There are superficial parallels with His House as a guilt-ridden refugee in the UK is homed in a haunted environment and discovers horrors behind peeling wallpaper and in blocked drains, but this takes a few very different turns. In flashbacks, set in an unnamed European country during a border war, clean-shaven soldier Tomas (Alex Secareanu) mans a sentry box on a road through the woods. His mother has used clout to get him a post away from the fighting, where he whiles away the time reading Hannah Arendt and eventually shelters a fleeing woman (Angelika Papoulia) from possible persecution. In the present day (or thereabouts), bearded Tomas is an undocumented day labourer in a hostile Britain, sleeping rough and prone to night terrors in which he is capable of self-harm. A very odd nun (Imelda Staunton) pulls him off the streets and places him in a near-derelict old house where downtrodden Magda (Carla Juri) cares for her terminally-ill, often violent mother (Anah Ruddin). He does odd jobs and makes a start on forging a connection with the naturally suspicious Magda – and starts noticing bitemarks, strange sigils behind the plaster and other omens. A hairless mutant bat clogging the toilet suggests even nastier stuff to come. All this takes him back to his origin story, which involves a daggerlike amulet dug up in the forest and Something Bad That Happened.

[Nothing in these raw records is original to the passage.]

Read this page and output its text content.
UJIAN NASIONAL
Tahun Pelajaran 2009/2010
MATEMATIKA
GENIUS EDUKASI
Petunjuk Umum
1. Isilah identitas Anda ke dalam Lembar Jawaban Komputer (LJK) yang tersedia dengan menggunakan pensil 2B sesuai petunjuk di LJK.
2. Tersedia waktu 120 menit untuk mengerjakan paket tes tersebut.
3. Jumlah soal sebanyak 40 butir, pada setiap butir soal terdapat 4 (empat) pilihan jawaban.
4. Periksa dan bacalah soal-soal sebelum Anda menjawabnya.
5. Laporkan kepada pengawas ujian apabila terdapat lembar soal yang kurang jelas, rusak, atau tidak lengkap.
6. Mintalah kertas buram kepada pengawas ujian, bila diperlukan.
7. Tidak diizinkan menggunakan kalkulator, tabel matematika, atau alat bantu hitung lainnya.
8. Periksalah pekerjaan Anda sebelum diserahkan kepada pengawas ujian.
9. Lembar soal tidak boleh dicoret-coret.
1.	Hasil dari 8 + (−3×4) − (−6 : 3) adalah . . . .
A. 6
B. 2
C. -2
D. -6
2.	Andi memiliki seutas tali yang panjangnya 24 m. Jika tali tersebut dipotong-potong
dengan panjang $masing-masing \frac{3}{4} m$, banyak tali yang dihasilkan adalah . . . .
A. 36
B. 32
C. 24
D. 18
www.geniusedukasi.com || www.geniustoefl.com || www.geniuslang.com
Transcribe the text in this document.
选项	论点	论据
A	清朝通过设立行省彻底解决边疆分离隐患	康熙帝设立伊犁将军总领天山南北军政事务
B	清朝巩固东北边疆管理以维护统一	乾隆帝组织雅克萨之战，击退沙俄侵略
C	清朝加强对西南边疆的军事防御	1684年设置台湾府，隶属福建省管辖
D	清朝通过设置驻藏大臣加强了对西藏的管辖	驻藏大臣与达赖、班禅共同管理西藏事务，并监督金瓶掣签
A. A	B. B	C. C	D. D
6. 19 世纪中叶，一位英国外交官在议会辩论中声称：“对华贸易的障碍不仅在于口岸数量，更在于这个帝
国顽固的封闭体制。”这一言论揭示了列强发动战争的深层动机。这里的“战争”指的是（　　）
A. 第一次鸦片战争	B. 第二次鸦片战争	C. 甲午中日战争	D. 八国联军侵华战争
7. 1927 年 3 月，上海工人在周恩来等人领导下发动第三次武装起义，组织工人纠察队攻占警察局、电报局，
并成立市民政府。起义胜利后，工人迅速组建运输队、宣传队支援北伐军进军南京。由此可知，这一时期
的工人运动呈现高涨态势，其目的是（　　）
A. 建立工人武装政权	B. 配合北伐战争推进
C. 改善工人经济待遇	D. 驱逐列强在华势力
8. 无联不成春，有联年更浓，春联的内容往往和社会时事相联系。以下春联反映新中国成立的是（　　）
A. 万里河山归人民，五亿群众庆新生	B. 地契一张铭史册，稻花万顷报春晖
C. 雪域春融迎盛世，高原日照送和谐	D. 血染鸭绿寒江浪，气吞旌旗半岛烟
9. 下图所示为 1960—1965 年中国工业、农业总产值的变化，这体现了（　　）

Once inside the gloomy house, Garai dials down the social realism and plays up the ghost story … dropping hints of the real situation between the cooped-up characters. In the third act, she uses much more surreal imagery (including a giant snail-shell) to accompany plot and character reversals. For a while, it’s not clear which of the characters are monsters – and later it takes more time to specify what kind of monsters they are, as regular human rottenness and the demonic jostle for precedence. Secareanu holds it all in as a walking shell of a man but Juri is allowed a wider range of expression as the very peculiar custodian of a charge who seems to be another in a recent run of dementia-suffering horror film characters but turns out to be even odder than that.